Bill C-2: An Act to amend the Controlled Drugs and Substances Act, has created controversy in the House of Commons. The short title has been dubbed the Respect for Communities Act.
The bill aims to amend Section 56 of the Controlled Drugs and Substances Act (CDSA), which deals with the Minister of Health’s power to grant exemptions regarding the operation of supervised injection sites throughout Canada.
Exemption by Minister
56. The Minister may, on such terms and conditions as the Minister deems necessary, exempt any person or class of persons or any controlled substance or precursor or any class thereof from the application of all or any of the provisions of this Act or the regulations if, in the opinion of the Minister, the exemption is necessary for a medical or scientific purpose or is otherwise in the public interest.
Currently, only one safe injection site exists in Canada, called Insite, which operates under the CDSA exemption, located in Vancouver’s downtown East Side in British Columbia. A three-year conditional exemption was granted by the Minister of Health back in September 2003 and funded by British Columbia’s Ministry of Health Services. There are no known plans for other safe injection sites across Canada, although Insite has proven to be a harm-reduction and best-practice model by researchers and experts around the world. Endorsements for the supervised injection site approach includes the Registered Nurses’ Association of Ontario.
What is Insite? Watch a two-minute video here.
What has research about Insite shown? Read the 2008 report here.
Bill C-2 has come under fire by opposition MPs, including MP and Deputy Leader of the New Democratic Party Megan Leslie. This is because a Supreme Court of Canada decision, Canada (AG) v PHS Community Services Society,  SCC 44, 3 SCR 134 seems to suggest the opposite of what Bill C-2 proposes. The decision was released September 30, 2011.
Instead of the Minister of Health taking responsibility to grant exemptions as was done in the case of Insite in 2003, Bill C-2 attempts to shift the onus to communities, health clinics, and local experts to demonstrate the advantages of such a model within a particular jurisdiction. However, local addictions experts and community workers have acknowledged the difficulty in obtaining federal funding for initiatives geared toward harm reduction itself.
For a detailed account of the background, facts, and Supreme Court of Canada decision highlights, you can watch Megan Leslie’s remarks published Nov. 21, 2013.

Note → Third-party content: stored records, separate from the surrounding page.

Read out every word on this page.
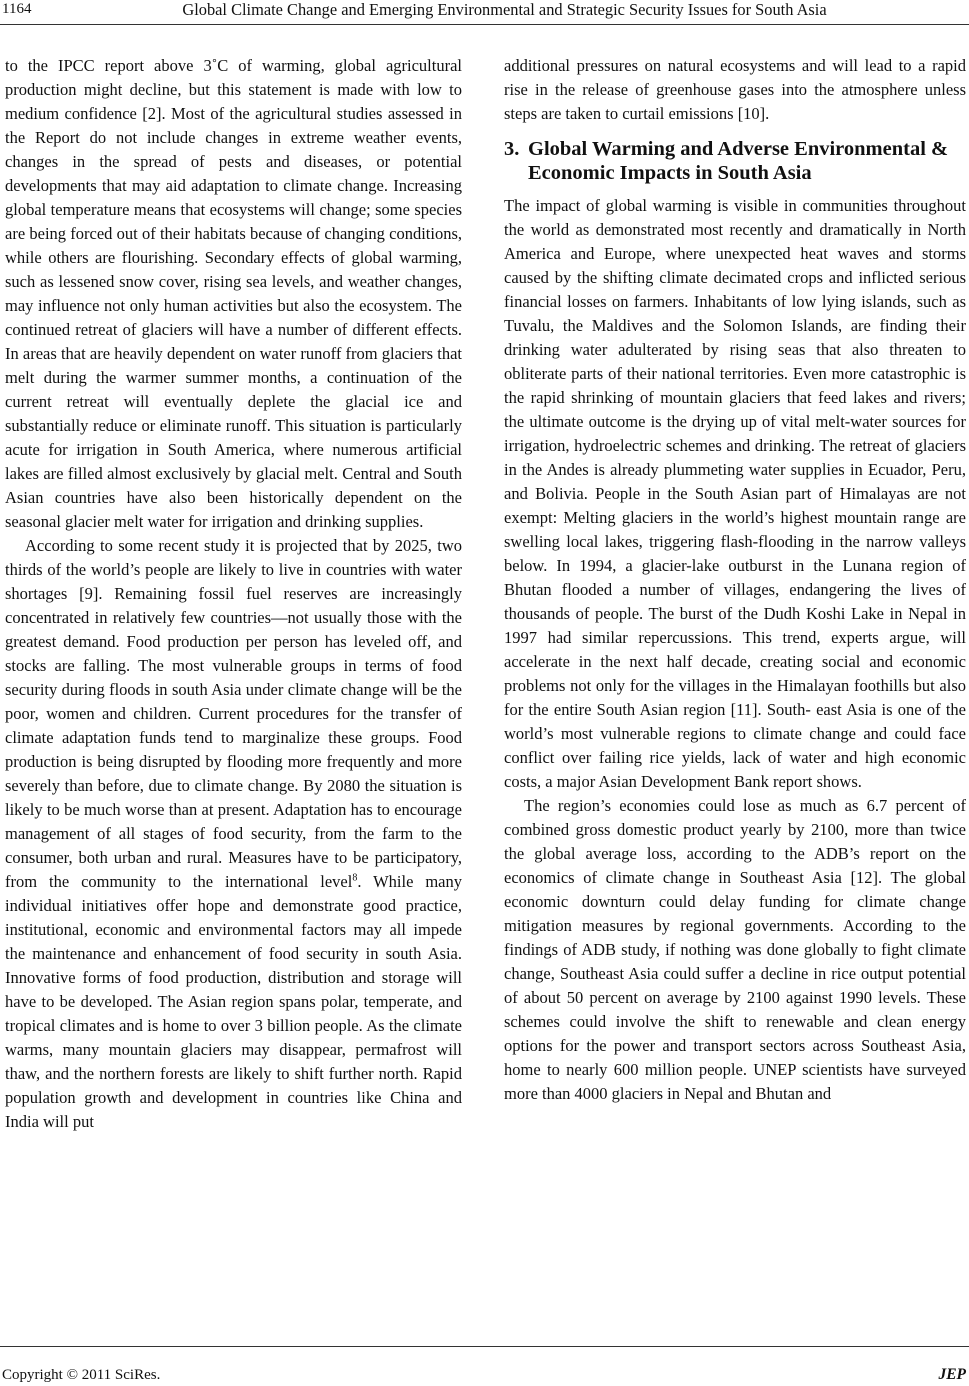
1164	Global Climate Change and Emerging Environmental and Strategic Security Issues for South Asia

to the IPCC report above 3˚C of warming, global agricultural production might decline, but this statement is made with low to medium confidence [2]. Most of the agricultural studies assessed in the Report do not include changes in extreme weather events, changes in the spread of pests and diseases, or potential developments that may aid adaptation to climate change. Increasing global temperature means that ecosystems will change; some species are being forced out of their habitats because of changing conditions, while others are flourishing. Secondary effects of global warming, such as lessened snow cover, rising sea levels, and weather changes, may influence not only human activities but also the ecosystem. The continued retreat of glaciers will have a number of different effects. In areas that are heavily dependent on water runoff from glaciers that melt during the warmer summer months, a continuation of the current retreat will eventually deplete the glacial ice and substantially reduce or eliminate runoff. This situation is particularly acute for irrigation in South America, where numerous artificial lakes are filled almost exclusively by glacial melt. Central and South Asian countries have also been historically dependent on the seasonal glacier melt water for irrigation and drinking supplies.

According to some recent study it is projected that by 2025, two thirds of the world’s people are likely to live in countries with water shortages [9]. Remaining fossil fuel reserves are increasingly concentrated in relatively few countries—not usually those with the greatest demand. Food production per person has leveled off, and stocks are falling. The most vulnerable groups in terms of food security during floods in south Asia under climate change will be the poor, women and children. Current procedures for the transfer of climate adaptation funds tend to marginalize these groups. Food production is being disrupted by flooding more frequently and more severely than before, due to climate change. By 2080 the situation is likely to be much worse than at present. Adaptation has to encourage management of all stages of food security, from the farm to the consumer, both urban and rural. Measures have to be participatory, from the community to the international level$^8$. While many individual initiatives offer hope and demonstrate good practice, institutional, economic and environmental factors may all impede the maintenance and enhancement of food security in south Asia. Innovative forms of food production, distribution and storage will have to be developed. The Asian region spans polar, temperate, and tropical climates and is home to over 3 billion people. As the climate warms, many mountain glaciers may disappear, permafrost will thaw, and the northern forests are likely to shift further north. Rapid population growth and development in countries like China and India will put

additional pressures on natural ecosystems and will lead to a rapid rise in the release of greenhouse gases into the atmosphere unless steps are taken to curtail emissions [10].

3. Global Warming and Adverse Environmental & Economic Impacts in South Asia

The impact of global warming is visible in communities throughout the world as demonstrated most recently and dramatically in North America and Europe, where unexpected heat waves and storms caused by the shifting climate decimated crops and inflicted serious financial losses on farmers. Inhabitants of low lying islands, such as Tuvalu, the Maldives and the Solomon Islands, are finding their drinking water adulterated by rising seas that also threaten to obliterate parts of their national territories. Even more catastrophic is the rapid shrinking of mountain glaciers that feed lakes and rivers; the ultimate outcome is the drying up of vital melt-water sources for irrigation, hydroelectric schemes and drinking. The retreat of glaciers in the Andes is already plummeting water supplies in Ecuador, Peru, and Bolivia. People in the South Asian part of Himalayas are not exempt: Melting glaciers in the world’s highest mountain range are swelling local lakes, triggering flash-flooding in the narrow valleys below. In 1994, a glacier-lake outburst in the Lunana region of Bhutan flooded a number of villages, endangering the lives of thousands of people. The burst of the Dudh Koshi Lake in Nepal in 1997 had similar repercussions. This trend, experts argue, will accelerate in the next half decade, creating social and economic problems not only for the villages in the Himalayan foothills but also for the entire South Asian region [11]. South- east Asia is one of the world’s most vulnerable regions to climate change and could face conflict over failing rice yields, lack of water and high economic costs, a major Asian Development Bank report shows.

The region’s economies could lose as much as 6.7 percent of combined gross domestic product yearly by 2100, more than twice the global average loss, according to the ADB’s report on the economics of climate change in Southeast Asia [12]. The global economic downturn could delay funding for climate change mitigation measures by regional governments. According to the findings of ADB study, if nothing was done globally to fight climate change, Southeast Asia could suffer a decline in rice output potential of about 50 percent on average by 2100 against 1990 levels. These schemes could involve the shift to renewable and clean energy options for the power and transport sectors across Southeast Asia, home to nearly 600 million people. UNEP scientists have surveyed more than 4000 glaciers in Nepal and Bhutan and

Copyright © 2011 SciRes.	JEP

One highlight from the Supreme Court of Canada decision includes:
On future applications, the Minister must exercise that discretion within the constraints imposed by the law and the Charter, aiming to strike the appropriate balance between achieving public health and public safety. In accordance with the Charter, the Minister must consider whether denying an exemption would cause deprivations of life and security of the person that are not in accordance with the principles of fundamental justice. Where, as here, a supervised injection site will decrease the risk of death and disease, and there is little or no evidence that it will have a negative impact on public safety, the Minister should generally grant an exemption.
Megan Leslie points out that there is no mention of the balance between public health and public safety nor “harm reduction” language in Bill C-2. The video clip captures the essence of the debate—and lack of consensus on the approach to be taken—on a topic that has become increasingly politicized.